A reminder of when Cobb and Co stopped here
Today, Middleton has beer on ice, not on tap: the landlady is tired and looking to sell. She would like to live some place where she doesn’t have to depend on a generator for power, she said. The Hilton picnic space, opposite, is a corrugated iron lean-to that has seen better days, and would be hard pressed to rate a single star by even a kindly RACQ picnic-rating Inspector, but it is free, shady, and we have two dogs from the pub for company. And the slow-moving, sticky flies.


Lunch at the Hilton 
We cross a series of waterways called the Diamantina Causeway, a low depression of land criss-crossed by a dozen or more creeks and channels that probably don’t even feature in normal drier years – days ago the water would have been across this road everywhere, flooding it. Now the channels are water-rich, fat reddish-brown: soil and vegetable stained. This is the Channel Country that we marked on maps in school days.

Gradually, the earth changes to rust, and, as we get closer, the hills become mesa-capped -- like New Mexico. The plains are clothed in buffel grass, a tough drought-resistant grass excellent for cattle feed, for which we probably have the Afghan traders to thank: they likely brought it to Australia in their saddle and duffle bags.

Mesas, as in New Mexico
We climb one of the dramatically-eroded mesas and look down on what once would have been the giant inland Eromanga Sea that once covered the large heart of Australia in water. Below us crocodiles would have snapped at our feet, the sea would have rippled with icthyosaurus – a large dolphin-like, air-breathing fish; the sky would have been frenetic with flying reptiles. An entirely different world
Once primitive giant sea-dragons swam freely 
The further west we go, the mesas, with crumbling clay tops, close in and surround us. The land looks more like a dry-gulch, John Wayne, western-movie set. Any minute I expect gun-totin’ cowboys to hightail it out of their bivouac in them thar hills.

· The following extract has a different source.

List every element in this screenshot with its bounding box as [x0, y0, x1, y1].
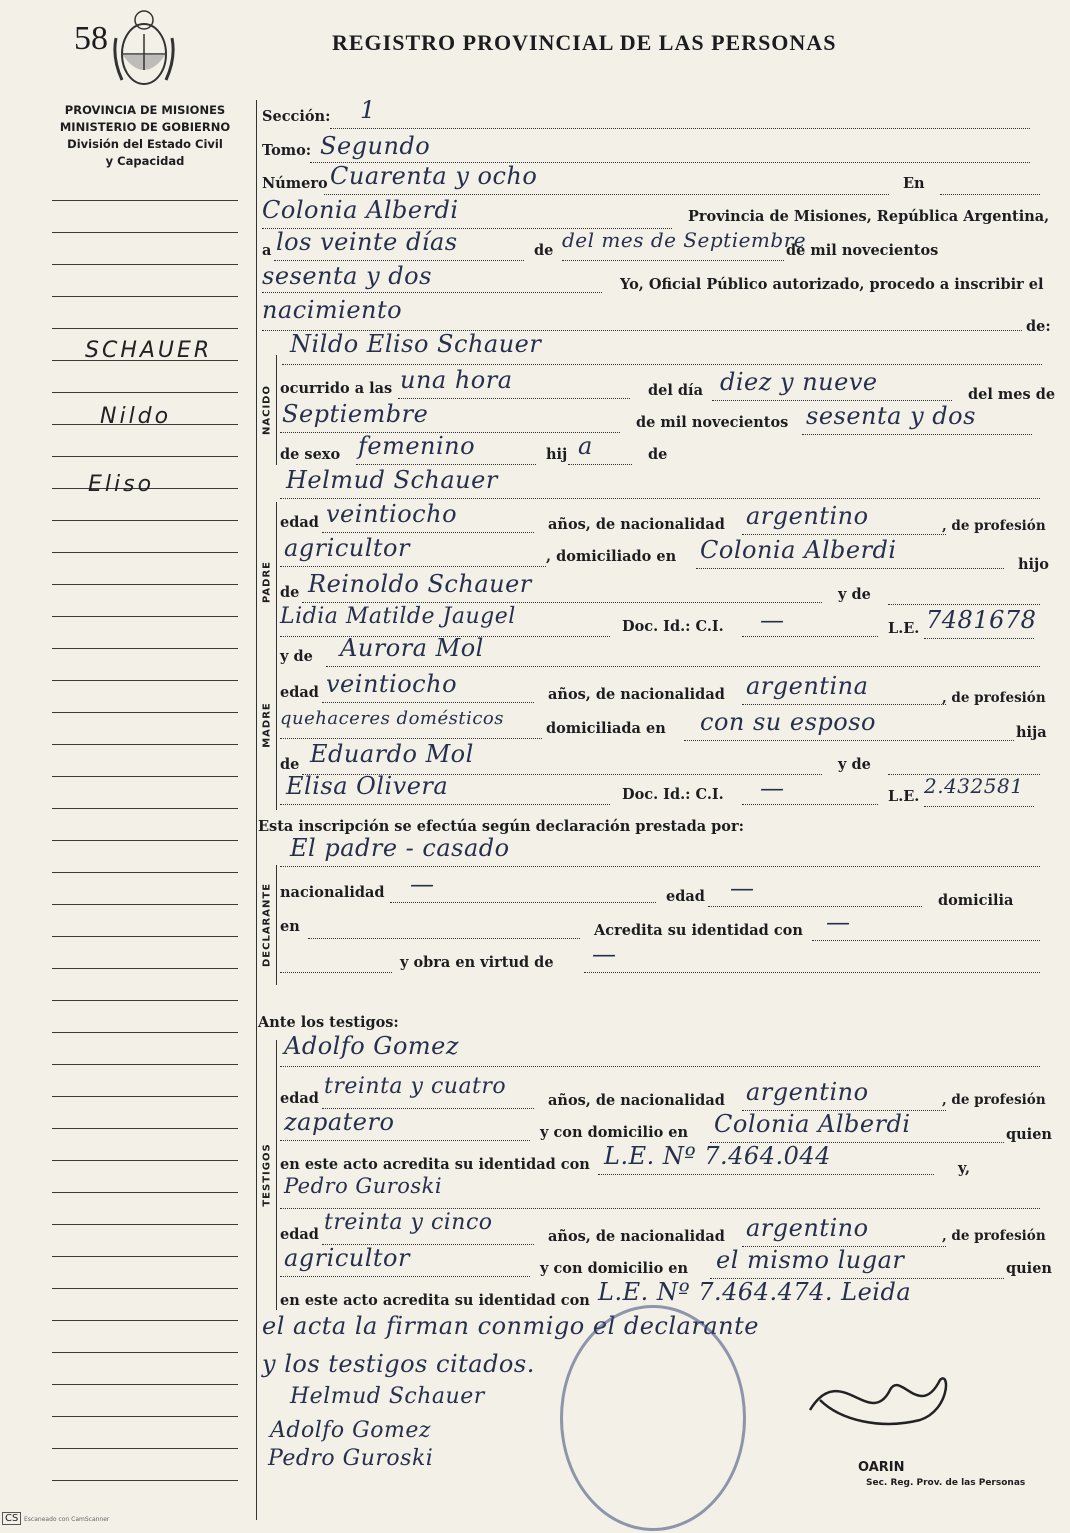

One of the jewels of the desert 

That wet humid sea air is long gone. The land is stunning now in its mesa islands wearing drier clothes of rusted dirt – and fresh green green grass.

Boulia calls: the land of the Min Min lights: eerie vaporous will o’ wisps that flit and float in phosphorous incandescence like lights from another world – tho’ they did not surface for us.

Back of town we found galahs and lime budgerigars perched in an ancient skeletal Waddy tree. Waddys are rare now, and only a few are to be found here, and near Birdsville. One of the hardest woods in the world waddy was invaluable to the Aboriginals for weapons; and waddy ash was used as a mortar additive in early settlement construction – tho’ it often ruined settlers’ axes as they fought to cut it down.

A hard tree, almost extinct, rooted in its harsh landscape.  This is Australia, calling.